How to Introduce Your New Baby to Your Dog
Companion animals are part of the family. You may have spent years of your life with them sleeping in your bed, showering them in affection, and buying them special peanut butter treats.
Then all of a sudden, your attention is taken entirely by a new baby. A beautiful, miraculous child! Some dogs will agree and some won't.
With a newborn, the dog's comfort is often more of a concern. A baby only a few days or weeks (or hours) old will not have much awareness of what's going on. Many parents are very worried (rightfully) about integrating these members of their family.
I have not had this experience before. So, to add to my research, I consulted some experts I know, my sister & brother-in-law whose toddler and dog are the best of friends. When Carl the pug first met Carrie, he sniffed her and then licked her feet and legs. This was a huge success for a dog who is a bit protective of his home and family.
Here's a few important things to remember for the introduction of your best friend to your baby.
Know your dog's unique personality.
Every dog is different, just like humans. If you live with a dog, you know this! They have their own likes, dislikes, and "pet" peeves (I couldn't resist!).
For example, one of my dogs scares very easily at quick movements. If she's scared, she tries to escape the situation any way she can. Knowing this about her, I always give her an exit.

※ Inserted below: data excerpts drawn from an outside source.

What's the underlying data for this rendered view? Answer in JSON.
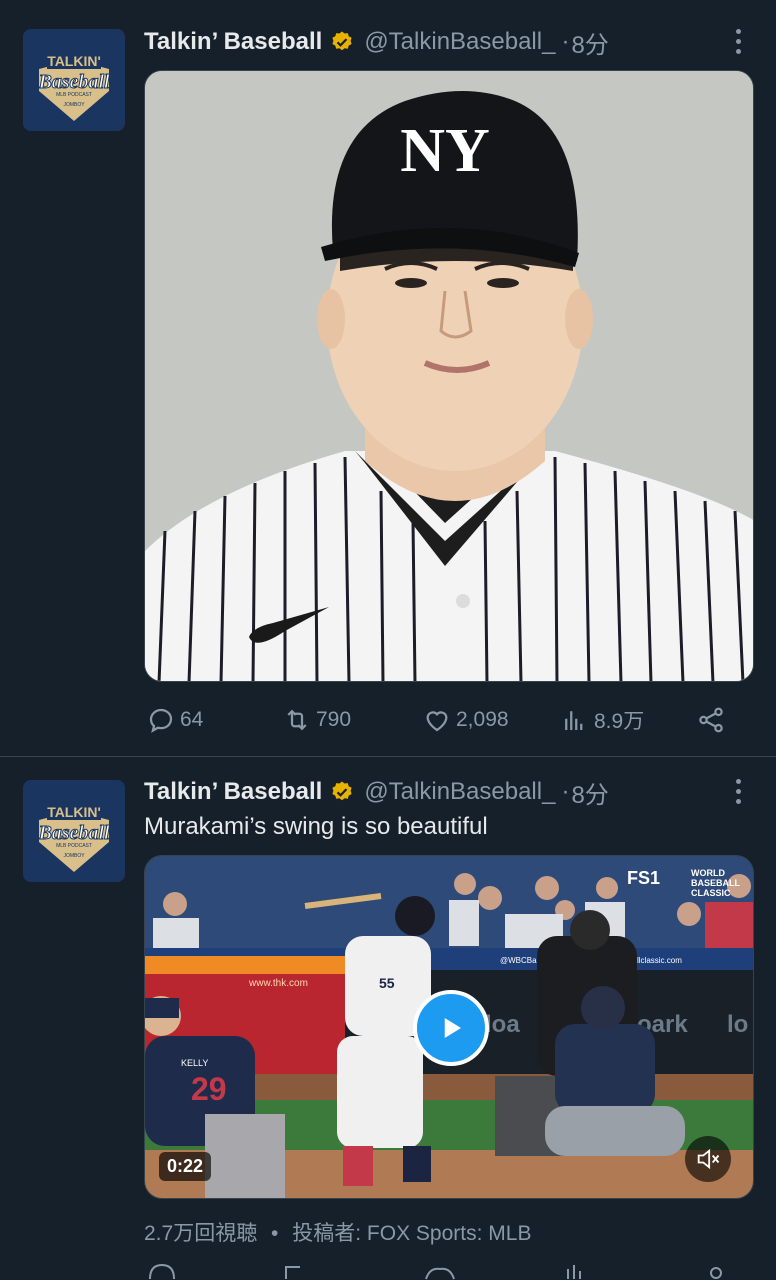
{
  "colors": {
    "background": "#15202b",
    "primary_text": "#e7e9ea",
    "secondary_text": "#8b98a5",
    "accent": "#1d9bf0",
    "verified_badge": "#e8b300"
  },
  "tweets": [
    {
      "author": {
        "display_name": "Talkin’ Baseball",
        "handle": "@TalkinBaseball_",
        "avatar_logo_text": [
          "TALKIN'",
          "Baseball",
          "MLB PODCAST",
          "JOMBOY"
        ]
      },
      "separator": "·",
      "time": "8分",
      "media": {
        "type": "photo",
        "icon": "player-portrait-photo"
      },
      "actions": {
        "replies": "64",
        "retweets": "790",
        "likes": "2,098",
        "views": "8.9万"
      }
    },
    {
      "author": {
        "display_name": "Talkin’ Baseball",
        "handle": "@TalkinBaseball_",
        "avatar_logo_text": [
          "TALKIN'",
          "Baseball",
          "MLB PODCAST",
          "JOMBOY"
        ]
      },
      "separator": "·",
      "time": "8分",
      "text": "Murakami’s swing is so beautiful",
      "media": {
        "type": "video",
        "duration": "0:22",
        "broadcast_logo": "FS1",
        "event_logo": [
          "WORLD",
          "BASEBALL",
          "CLASSIC"
        ],
        "scene_text": [
          "@WBCBaseball",
          "www.thk.com",
          "oark",
          "lo",
          "KELLY",
          "29",
          "55",
          "llclassic.com"
        ]
      },
      "video_meta": {
        "view_count": "2.7万回視聴",
        "bullet": "•",
        "posted_by": "投稿者: FOX Sports: MLB"
      }
    }
  ]
}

Things to think about: are there any parts of your dog's body that they don't like being touched? Do they have a special spot in the house that's "theirs" where they can go for space? Are they usually interested in new people and animals? Do they show any signs of resource aggression?
Use your knowledge of your dog's personality to create an environment for the first meeting where they will be comfortable.
Make the first meeting a positive experience.
You can use all the usual tricks here - praise your dog when they act appropriately around the baby, and give them a few treats in the presence of the baby.
Make sure to show your dog physical affection so they see that you haven't forgotten about them and you are still excited to see them.
A great tip from the ASPCA is to allow others to enter the house (your partner, parents, or friends) so the dog can express some of their excitement. That way, the dog won't get in trouble for showing their positive emotions. Let them be happy that you are finally home (or they are finally home if they were at the sitter's).
Once they have calmed down a little, you and the baby can enter the room and say hello.
It may take some time. This is a major transition for your whole family, including any dogs. If your dog isn't interested, don't force it.
At the same time if your dog seems like they need a lot of reassurance, remember this is a transition time and it won't last forever.
Model appropriate behaviour (for all species!).
"Use your sensitivity and empathy for both baby and dog. A big one is seeing you be happy and loving with the dog and modelling calmness." - My sister is so wise!
Dogs are extremely emotionally intelligent. Your dog will sense your emotional state and react to it, likely mimicking it. If you're nervous, your dog will feel this too and wonder what they should be nervous about. Model a relaxed, welcoming mindset for the first meeting.
As your child gets older, you can model appropriate behaviour for them with your dog, showing them how to be loving and empathetic to the dog's needs.